Orthodox Change Management Was Not Built for This
The fundamental mismatch is structural. Orthodox change management — Kotter, Prosci ADKAR, Lewin — was built for planned, episodic change with known end-states. There is a current state, a future state, and a managed transition between them.
AI has no future state. There is no go-live date after which the change is “done.” The models improve continuously. New capabilities emerge monthly. Use cases that were impossible last quarter are routine this quarter. An adoption methodology built for episodic change cannot address continuous change without becoming an endless, exhausting project that the organization eventually abandons.
Adaptive Adoption was designed for this reality — replacing linear project plans with diagnostic systems, replacing compliance-driven governance with behavioral governance, and replacing training-centric adoption with trust-building and environmental design.
Frequently Asked Questions
What is the most common reason AI adoption fails?
Trust failure — across one or more of the four RIST dimensions (Relational, Institutional, Self, Task). Organizations typically diagnose the failure as a technology or training problem because trust failures are harder to see and harder to address.
Can better training fix AI adoption problems?
Training addresses awareness and basic capability but does not close the intention-action gap. Sustained adoption requires environmental design — embedding AI into workflows, changing defaults, and building social norms — not more training content.
Why doesn’t traditional change management work for AI?
Traditional change management was designed for planned, episodic transitions with known end-states. AI adoption is continuous and emergent — the technology evolves faster than any project plan. Frameworks designed to “refreeze” an organization after a change are structurally incompatible with a change that never ends.
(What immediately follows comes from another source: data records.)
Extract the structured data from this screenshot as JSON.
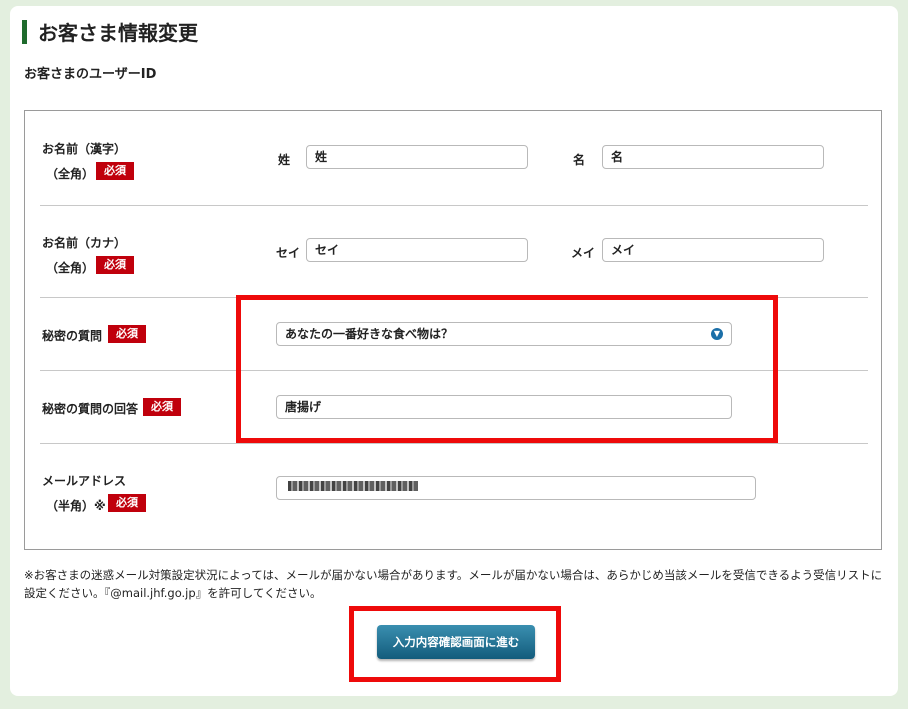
{
  "page": {
    "title": "お客さま情報変更",
    "user_id_label": "お客さまのユーザーID"
  },
  "form": {
    "required_badge": "必須",
    "name_kanji": {
      "label_line1": "お名前（漢字）",
      "label_line2": "（全角）",
      "last_label": "姓",
      "last_value": "姓",
      "first_label": "名",
      "first_value": "名"
    },
    "name_kana": {
      "label_line1": "お名前（カナ）",
      "label_line2": "（全角）",
      "last_label": "セイ",
      "last_value": "セイ",
      "first_label": "メイ",
      "first_value": "メイ"
    },
    "secret_question": {
      "label": "秘密の質問",
      "selected": "あなたの一番好きな食べ物は？"
    },
    "secret_answer": {
      "label": "秘密の質問の回答",
      "value": "唐揚げ"
    },
    "email": {
      "label_line1": "メールアドレス",
      "label_line2": "（半角）※"
    }
  },
  "notice": "※お客さまの迷惑メール対策設定状況によっては、メールが届かない場合があります。メールが届かない場合は、あらかじめ当該メールを受信できるよう受信リストに設定ください。『@mail.jhf.go.jp』を許可してください。",
  "submit_label": "入力内容確認画面に進む",
  "colors": {
    "accent_green": "#1f6b2d",
    "required_red": "#c0000c",
    "highlight_red": "#ee0a0a",
    "button_blue": "#1b6a8c"
  }
}
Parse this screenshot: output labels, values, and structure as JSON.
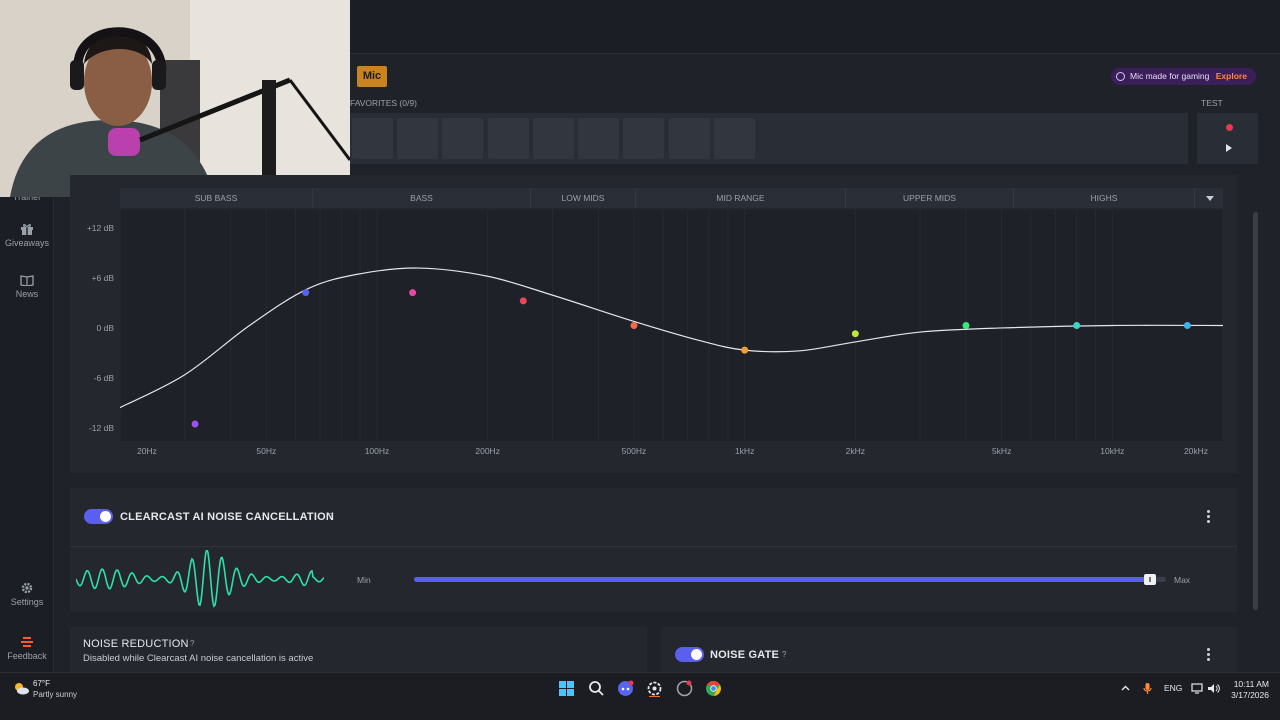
{
  "nav": {
    "trainer_label": "Trainer",
    "giveaways_label": "Giveaways",
    "news_label": "News",
    "settings_label": "Settings",
    "feedback_label": "Feedback"
  },
  "device": {
    "tab_label": "Mic",
    "promo_text": "Mic made for gaming",
    "promo_link": "Explore",
    "favorites_label": "FAVORITES (0/9)",
    "test_label": "TEST"
  },
  "equalizer": {
    "bands": [
      "SUB BASS",
      "BASS",
      "LOW MIDS",
      "MID RANGE",
      "UPPER MIDS",
      "HIGHS"
    ],
    "y_ticks": [
      "+12 dB",
      "+6 dB",
      "0 dB",
      "-6 dB",
      "-12 dB"
    ],
    "x_ticks": [
      "20Hz",
      "50Hz",
      "100Hz",
      "200Hz",
      "500Hz",
      "1kHz",
      "2kHz",
      "5kHz",
      "10kHz",
      "20kHz"
    ]
  },
  "chart_data": {
    "type": "line",
    "xlabel": "",
    "ylabel": "",
    "x_scale": "log",
    "xlim": [
      20,
      20000
    ],
    "ylim": [
      -12,
      12
    ],
    "x_ticks": [
      "20Hz",
      "50Hz",
      "100Hz",
      "200Hz",
      "500Hz",
      "1kHz",
      "2kHz",
      "5kHz",
      "10kHz",
      "20kHz"
    ],
    "y_ticks": [
      "+12 dB",
      "+6 dB",
      "0 dB",
      "-6 dB",
      "-12 dB"
    ],
    "grid": true,
    "points": [
      {
        "hz": 32,
        "db": -12,
        "color": "#9a52f0"
      },
      {
        "hz": 64,
        "db": 4,
        "color": "#5860f0"
      },
      {
        "hz": 125,
        "db": 4,
        "color": "#e84aa0"
      },
      {
        "hz": 250,
        "db": 3,
        "color": "#e8485a"
      },
      {
        "hz": 500,
        "db": 0,
        "color": "#f06a4a"
      },
      {
        "hz": 1000,
        "db": -3,
        "color": "#f0a030"
      },
      {
        "hz": 2000,
        "db": -1,
        "color": "#b8e83a"
      },
      {
        "hz": 4000,
        "db": 0,
        "color": "#3ae87a"
      },
      {
        "hz": 8000,
        "db": 0,
        "color": "#34d8c8"
      },
      {
        "hz": 16000,
        "db": 0,
        "color": "#38b4f0"
      }
    ],
    "curve": [
      {
        "hz": 20,
        "db": -10
      },
      {
        "hz": 30,
        "db": -6
      },
      {
        "hz": 45,
        "db": 0
      },
      {
        "hz": 65,
        "db": 4.5
      },
      {
        "hz": 90,
        "db": 6.3
      },
      {
        "hz": 130,
        "db": 7
      },
      {
        "hz": 200,
        "db": 6
      },
      {
        "hz": 300,
        "db": 3.7
      },
      {
        "hz": 500,
        "db": 0.5
      },
      {
        "hz": 750,
        "db": -1.8
      },
      {
        "hz": 1000,
        "db": -3
      },
      {
        "hz": 1400,
        "db": -3.1
      },
      {
        "hz": 2000,
        "db": -2
      },
      {
        "hz": 3000,
        "db": -0.8
      },
      {
        "hz": 5000,
        "db": -0.3
      },
      {
        "hz": 10000,
        "db": 0
      },
      {
        "hz": 20000,
        "db": 0
      }
    ]
  },
  "clearcast": {
    "enabled": true,
    "title": "CLEARCAST AI NOISE CANCELLATION",
    "help": "?",
    "slider_min": "Min",
    "slider_max": "Max",
    "slider_level": 0.98,
    "wave_color": "#2ee0a8"
  },
  "noise_reduction": {
    "title": "NOISE REDUCTION",
    "help": "?",
    "description": "Disabled while Clearcast AI noise cancellation is active"
  },
  "noise_gate": {
    "enabled": true,
    "title": "NOISE GATE",
    "help": "?"
  },
  "taskbar": {
    "weather_temp": "67°F",
    "weather_desc": "Partly sunny",
    "language": "ENG",
    "time": "10:11 AM",
    "date": "3/17/2026",
    "icons": [
      "windows-start-icon",
      "search-icon",
      "discord-icon",
      "steelseries-gg-icon",
      "app-icon",
      "chrome-icon"
    ]
  },
  "colors": {
    "accent": "#5a5ff0",
    "mic_tab": "#c8841f",
    "feedback": "#ff5a2a",
    "promo_link": "#ff8a3d"
  }
}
What is “scared money” in AI leadership?
A concept from Paul Gibbons’s Adaptive Adoption framework, drawn from poker terminology. Scared-money leaders are those whose uncertainty about AI distorts their decision-making — leading to over-governance, under-investment, and delegation of AI strategy to technical functions rather than leading it as a business transformation.
How should organizations approach AI governance differently?
Organizations should replace uniform, friction-heavy governance with calibrated governance that adjusts to the risk profile of each use case. The Five Dials model within Adaptive Adoption provides adjustable parameters that allow light-touch oversight for low-risk experimentation while maintaining rigorous controls for high-risk automated decisions.